What Are the Benefits?

Multi-cloud is now mainstream and pervasive in IT infrastructure for many of the reasons listed below:

  • Businesses deliberately source IT services from multiple providers to negotiate the best rates for resources. A single-vendor approach can be risky from an availability standpoint, making maintaining a relationship with a backup vendor advantageous.
  • Having multiple cloud platform choices allows the organization to take advantage of the latest technological advances in each cloud platform. Cloud service providers often differentiate themselves with features such as, developer and management tools, machine learning and predictive analytics, storage solutions, faster provisioning, diverse data center locations, and more.
  • Better pricing is always an important consideration. A storage-heavy application will benefit from a provider offering lower-cost storage, more archival levels, and better retrieval service level guarantees.
  • Many cloud providers offer specialist cloud environments that guarantee that data never leaves a particular state or federal jurisdiction to comply with local regulations. Different cloud providers often operate in different countries, which is another reason to have a broader choice of cloud provider.
  • Building portable applications across clouds makes them more future-proof and opens the door to portable microservices that can load balance across providers for higher availability and business resilience.

Multi-Cloud Challenges

There are several challenges associated with a multi-cloud strategy, many of which are listed below:

  1. Every cloud-provider relationship has to be managed, which creates administrative overhead.
  2. Managing multiple clouds is more complex than a single cloud strategy. Each cloud provider uses its own terminology and processes, which can create a training challenge. Since vendors price and package services differently, comparison can be difficult.
  3. More clouds creates a bigger attack surface to secure from cybersecurity threats. Keeping security policies consistent across clouds is harder.
  4. Migration between providers can incur egress charges, raising migration costs.

Getting to Multi-Cloud

Transitioning to multi-cloud is beneficial. But there are some things to take into consideration:

  • Common application programming interfaces (APIs) are available across different cloud platforms. Some are driven by standards bodies, others by vendors. The ODBC driver is a typical API used by applications. Native database drivers are usually faster. If you have a common target database, such as Ingres or Oracle, deployed on different clouds, you can use the native SQL driver.
  • Some data management systems, such as the Actian Data Platform, provide their own user interface that manages instances deployed on different cloud platforms and offer common application APIs.
  • Containerization was conceived to make applications portable and easier to maintain. So many legacy applications have an uncertain future because the infrastructure they depend on has become obsolete. Operating systems such as VAX VMS were architected to run on propriety processors such as the Alpha chip, making it difficult for software providers to virtualize it to keep it running on modern processors efficiently. Software such as Docker encapsulates the application in a portable software stack, making it future-proof and perfect for serverless deployment or running as part of a component-based application model.
  • Multiple cloud platforms can extend workload management infrastructure that spans heterogeneous clouds.
  • Testing should be automated to generate a software-defined infrastructure to speed continuous integration/continuous deployment (CI/CD) pipelines. This accelerates testing cycles and reduces the incidence of human error in the configuration management process.
  • Application monitoring and performance management must be extended to instrument multiple clouds.
  • A dual-sourced infrastructure makes applications more resilient to failures on one of the vendors clouds. This is akin to an individual who maintains two laptops, one running Windows and another dunning MacOS, just in case one decides to do an unscheduled maintenance update during a critical workday.

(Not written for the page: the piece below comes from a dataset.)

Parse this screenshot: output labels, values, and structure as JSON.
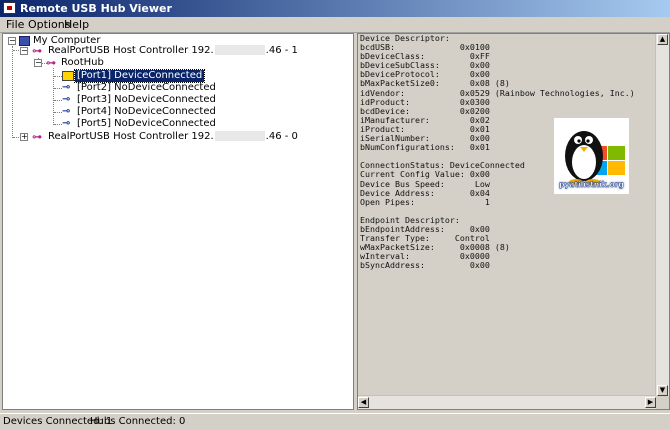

Is Multi-Cloud Better Than a Single-Cloud?

The advantages of multi-cloud over a single-cloud deployment can be boiled down to greater application deployment choice, better pricing, and lower risk for the business.

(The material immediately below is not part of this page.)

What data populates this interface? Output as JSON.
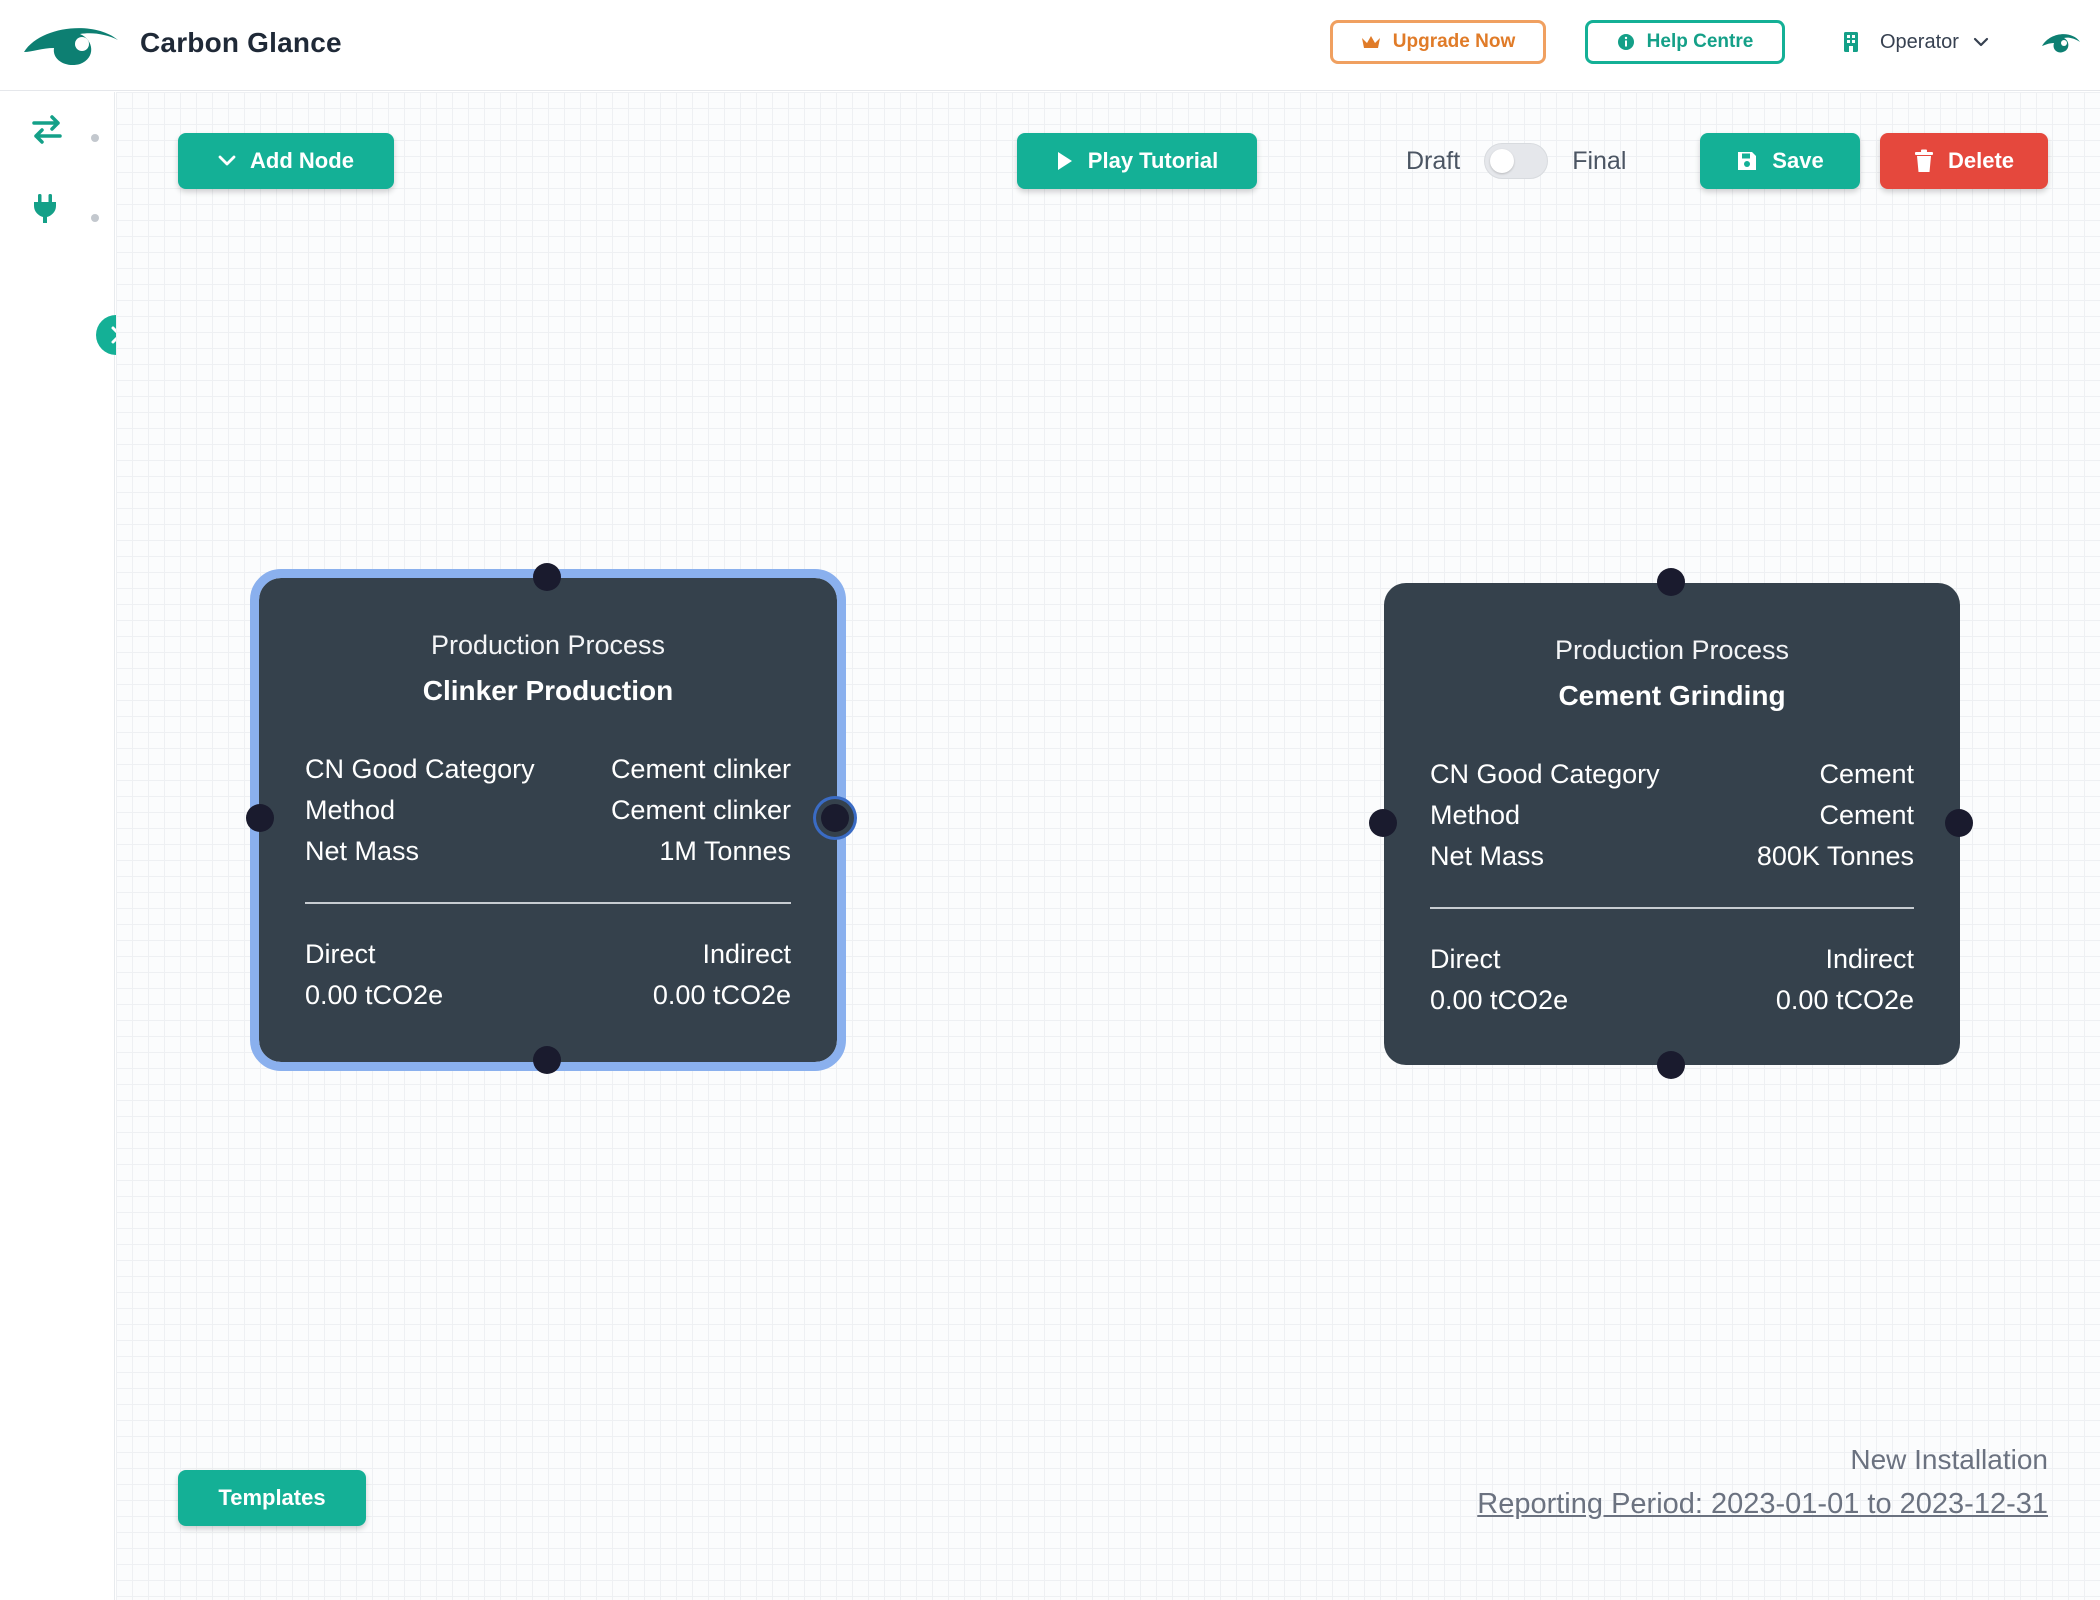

Actian in Multi-Cloud Environments

From its inception, the Actian Data Platform was designed to operate in multi-cloud environments. The Actian Data Platform handles multi-cloud complexities by providing the ability to deploy instances from multiple cloud providers. Instances that span multiple clouds can be connected to provide an aggregated view. This distributed query provides transparent access to data wherever it resides.

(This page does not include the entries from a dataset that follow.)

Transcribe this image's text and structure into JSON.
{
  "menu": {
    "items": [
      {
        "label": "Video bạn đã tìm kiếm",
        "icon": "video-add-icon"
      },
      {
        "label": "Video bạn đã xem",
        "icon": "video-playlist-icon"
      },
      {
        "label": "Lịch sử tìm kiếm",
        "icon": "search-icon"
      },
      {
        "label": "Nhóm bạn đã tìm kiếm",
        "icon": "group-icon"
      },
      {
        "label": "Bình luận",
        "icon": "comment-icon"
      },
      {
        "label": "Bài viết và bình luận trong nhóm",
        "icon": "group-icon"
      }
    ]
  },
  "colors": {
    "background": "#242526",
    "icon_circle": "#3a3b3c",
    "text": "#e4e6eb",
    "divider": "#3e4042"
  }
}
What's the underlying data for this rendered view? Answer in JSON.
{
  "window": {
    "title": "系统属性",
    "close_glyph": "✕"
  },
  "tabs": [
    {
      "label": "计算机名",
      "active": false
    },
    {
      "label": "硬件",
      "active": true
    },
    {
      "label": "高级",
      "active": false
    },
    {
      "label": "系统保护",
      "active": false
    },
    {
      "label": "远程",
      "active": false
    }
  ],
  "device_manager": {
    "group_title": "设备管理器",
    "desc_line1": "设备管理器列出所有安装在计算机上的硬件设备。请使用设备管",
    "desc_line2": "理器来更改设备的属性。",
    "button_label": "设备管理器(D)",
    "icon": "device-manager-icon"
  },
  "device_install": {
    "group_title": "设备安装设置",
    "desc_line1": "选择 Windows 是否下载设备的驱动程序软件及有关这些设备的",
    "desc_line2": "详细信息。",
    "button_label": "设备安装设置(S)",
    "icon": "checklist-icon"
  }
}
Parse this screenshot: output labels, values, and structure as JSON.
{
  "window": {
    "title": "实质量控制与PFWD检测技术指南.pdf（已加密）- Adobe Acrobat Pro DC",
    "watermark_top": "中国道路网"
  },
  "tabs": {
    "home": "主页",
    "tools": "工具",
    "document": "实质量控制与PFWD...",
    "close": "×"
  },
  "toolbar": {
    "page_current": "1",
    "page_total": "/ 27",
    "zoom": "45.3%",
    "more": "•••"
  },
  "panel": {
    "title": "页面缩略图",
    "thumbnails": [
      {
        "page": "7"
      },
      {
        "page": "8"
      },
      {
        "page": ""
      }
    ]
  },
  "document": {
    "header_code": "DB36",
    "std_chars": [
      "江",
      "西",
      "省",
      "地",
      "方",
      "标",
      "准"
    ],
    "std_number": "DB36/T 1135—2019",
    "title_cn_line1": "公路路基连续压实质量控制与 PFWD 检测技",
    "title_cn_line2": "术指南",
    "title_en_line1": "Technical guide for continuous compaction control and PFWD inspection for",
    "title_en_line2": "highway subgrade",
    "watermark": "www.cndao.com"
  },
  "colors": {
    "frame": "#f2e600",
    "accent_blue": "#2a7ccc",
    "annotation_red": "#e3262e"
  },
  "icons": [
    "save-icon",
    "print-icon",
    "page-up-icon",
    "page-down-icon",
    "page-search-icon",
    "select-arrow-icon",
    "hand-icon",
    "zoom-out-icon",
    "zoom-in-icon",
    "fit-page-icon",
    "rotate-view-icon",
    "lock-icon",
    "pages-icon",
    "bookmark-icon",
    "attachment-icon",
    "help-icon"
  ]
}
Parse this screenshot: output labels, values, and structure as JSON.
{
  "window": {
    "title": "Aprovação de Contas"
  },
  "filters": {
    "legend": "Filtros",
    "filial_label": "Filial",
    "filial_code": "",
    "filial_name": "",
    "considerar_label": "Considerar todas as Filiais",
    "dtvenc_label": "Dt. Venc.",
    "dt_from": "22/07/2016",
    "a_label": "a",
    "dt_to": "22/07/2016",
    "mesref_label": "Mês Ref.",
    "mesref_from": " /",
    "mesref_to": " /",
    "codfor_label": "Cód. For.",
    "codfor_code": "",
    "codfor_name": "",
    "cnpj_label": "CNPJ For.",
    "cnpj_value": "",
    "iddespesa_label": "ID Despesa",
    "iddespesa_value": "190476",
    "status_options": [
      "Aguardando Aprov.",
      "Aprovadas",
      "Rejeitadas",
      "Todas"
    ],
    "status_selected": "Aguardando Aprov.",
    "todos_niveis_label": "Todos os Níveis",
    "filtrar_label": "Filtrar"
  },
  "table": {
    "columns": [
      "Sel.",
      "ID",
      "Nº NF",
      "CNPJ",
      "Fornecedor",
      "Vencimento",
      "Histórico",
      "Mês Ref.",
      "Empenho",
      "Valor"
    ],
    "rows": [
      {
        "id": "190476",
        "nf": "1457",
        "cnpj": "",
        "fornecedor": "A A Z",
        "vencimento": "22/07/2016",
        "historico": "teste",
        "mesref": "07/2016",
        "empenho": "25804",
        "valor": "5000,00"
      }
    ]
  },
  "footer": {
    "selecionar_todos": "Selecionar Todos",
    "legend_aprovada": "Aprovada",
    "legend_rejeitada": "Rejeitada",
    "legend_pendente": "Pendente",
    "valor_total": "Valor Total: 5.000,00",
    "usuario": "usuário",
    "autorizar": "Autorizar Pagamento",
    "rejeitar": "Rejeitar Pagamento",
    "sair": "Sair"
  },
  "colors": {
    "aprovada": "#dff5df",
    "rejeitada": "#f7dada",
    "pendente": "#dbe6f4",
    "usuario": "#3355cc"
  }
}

The Actian data platform is cluster aware for scalability. Block storage lets compute and storage scale independently. The data integration capabilities built into the Actian Data Platform with DataConnect work with popular data storage structures. For example, templates in GitHub are provided for S3 buckets, Google Drive folders and Azure Blob storage. The Actian Data Platform makes multi-cloud management easy using a single management console.